Sebab, sepak bola telah jadi kesadaran religius bagi para pendukungnya. Terbangun dini hari bukan untuk sholat malam, melainkan untuk menonton klub maupun idola berlaga. Suatu bentuk ritus totalitas terhadap klub kebanggaan. Tak peduli kalah atau menang.
Sebab, intinya adalah pemujaan. Barangkali, kita akan mengamini pernyataan Darius Rucker, seorang penyanyi-penulis kondang cum fans berat sepak bola, yang menganggap bahwa hanya ada dua waktu dalam hidupnya, yaitu musim sepak bola dan waktu menunggu musim itu tiba.
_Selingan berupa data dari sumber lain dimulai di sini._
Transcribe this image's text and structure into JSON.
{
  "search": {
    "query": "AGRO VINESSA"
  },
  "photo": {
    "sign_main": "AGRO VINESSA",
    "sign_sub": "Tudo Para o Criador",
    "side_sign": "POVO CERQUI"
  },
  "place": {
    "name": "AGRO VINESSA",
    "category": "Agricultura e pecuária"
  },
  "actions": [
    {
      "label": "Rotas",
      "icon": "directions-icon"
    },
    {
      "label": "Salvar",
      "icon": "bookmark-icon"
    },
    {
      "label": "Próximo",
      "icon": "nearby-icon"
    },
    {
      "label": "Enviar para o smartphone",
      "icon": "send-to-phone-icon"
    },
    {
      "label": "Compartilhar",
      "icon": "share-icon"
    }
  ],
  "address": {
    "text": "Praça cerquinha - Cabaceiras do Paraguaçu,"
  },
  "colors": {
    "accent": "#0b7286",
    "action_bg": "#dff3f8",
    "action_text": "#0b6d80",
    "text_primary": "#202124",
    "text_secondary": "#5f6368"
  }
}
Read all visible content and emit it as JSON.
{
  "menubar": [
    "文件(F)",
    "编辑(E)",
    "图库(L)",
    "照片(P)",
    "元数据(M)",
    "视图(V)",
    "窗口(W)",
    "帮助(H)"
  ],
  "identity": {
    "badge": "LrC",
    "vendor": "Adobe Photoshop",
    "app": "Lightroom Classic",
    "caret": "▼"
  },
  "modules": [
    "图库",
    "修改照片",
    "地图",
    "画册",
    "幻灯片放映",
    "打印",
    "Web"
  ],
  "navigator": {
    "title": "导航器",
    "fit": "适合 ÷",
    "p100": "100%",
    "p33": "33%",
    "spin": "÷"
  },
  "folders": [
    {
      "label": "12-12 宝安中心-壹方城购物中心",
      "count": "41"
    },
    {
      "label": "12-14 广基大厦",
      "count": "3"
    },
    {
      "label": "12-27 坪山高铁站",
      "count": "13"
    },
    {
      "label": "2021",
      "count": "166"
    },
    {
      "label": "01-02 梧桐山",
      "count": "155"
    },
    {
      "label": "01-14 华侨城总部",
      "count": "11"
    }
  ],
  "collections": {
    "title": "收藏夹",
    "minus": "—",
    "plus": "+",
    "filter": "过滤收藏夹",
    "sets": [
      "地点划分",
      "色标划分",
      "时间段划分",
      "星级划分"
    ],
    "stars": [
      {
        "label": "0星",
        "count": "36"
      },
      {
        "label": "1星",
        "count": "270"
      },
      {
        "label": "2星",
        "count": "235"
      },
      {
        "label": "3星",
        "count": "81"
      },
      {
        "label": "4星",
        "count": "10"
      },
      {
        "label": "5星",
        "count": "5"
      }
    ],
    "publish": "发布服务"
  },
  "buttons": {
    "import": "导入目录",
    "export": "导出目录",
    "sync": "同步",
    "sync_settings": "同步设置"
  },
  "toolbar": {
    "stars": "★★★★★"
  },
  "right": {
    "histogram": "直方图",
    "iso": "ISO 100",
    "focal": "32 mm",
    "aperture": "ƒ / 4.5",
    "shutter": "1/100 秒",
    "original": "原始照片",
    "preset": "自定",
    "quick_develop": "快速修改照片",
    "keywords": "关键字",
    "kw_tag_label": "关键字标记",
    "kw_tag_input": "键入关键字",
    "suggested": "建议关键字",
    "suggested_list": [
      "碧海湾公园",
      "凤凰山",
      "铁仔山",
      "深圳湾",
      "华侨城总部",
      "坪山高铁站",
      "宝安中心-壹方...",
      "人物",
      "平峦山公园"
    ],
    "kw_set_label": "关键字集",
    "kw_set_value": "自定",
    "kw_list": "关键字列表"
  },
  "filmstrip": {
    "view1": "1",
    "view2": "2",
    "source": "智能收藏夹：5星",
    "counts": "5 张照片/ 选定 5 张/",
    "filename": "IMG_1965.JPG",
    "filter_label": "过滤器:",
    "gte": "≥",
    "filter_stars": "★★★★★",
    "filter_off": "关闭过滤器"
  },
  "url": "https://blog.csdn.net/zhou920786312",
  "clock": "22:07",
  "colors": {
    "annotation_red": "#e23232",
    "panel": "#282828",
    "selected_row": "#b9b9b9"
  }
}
Cinta dan iman yang tulus yang menjadikan sepak bola bukan hanya sekadar tontonan, namun juga tuntunan. Jika tidak dengan keimanan yang melampaui perhitungan akal, tentu kita tidak akan melakukan pengorbanan luar biasa.
Daily Mail tentu tidak akan mencatut nama Stuart Astill sebagai fans paling berdedikasi di Inggris Raya jika bukan karena pengorbanannya menonton sebanyak 2.534 pertandingan Nottingham Forest semasa hidupnya sejak 1956.
Kini, sepak bola telah menuntun penggemarnya menerobos belantara kehampaan, kegetiran nasib, serta kemonotonan realitas hidup yang itu-itu saja. Itulah sepak bola. Tempat berbagai bentuk misteri sekaligus penanda sakralitas. Tempat di mana seorang fans mengaktualisasi cintanya. Cinta yang jadi spirit pembangun jiwa.
Akhirnya, saya akan menutup tulisan ini dengan pernyataan, “cinta dalam sepak bola menyatukan sekaligus memisahkan.” Cinta yang memisahkan berpuncak pada tragedi pertumpahan darah, tangis, penyesalan, hingga hukuman.
Sebaliknya, cinta yang menyatukan justru berakhir pada solidaritas persaudaraan antar fans. Larut dalam euforia sepak bola tanpa memenggal rasa kemanusiaan. Inilah hakikat pemujaan kolosal yang mesti diperagakan para fans.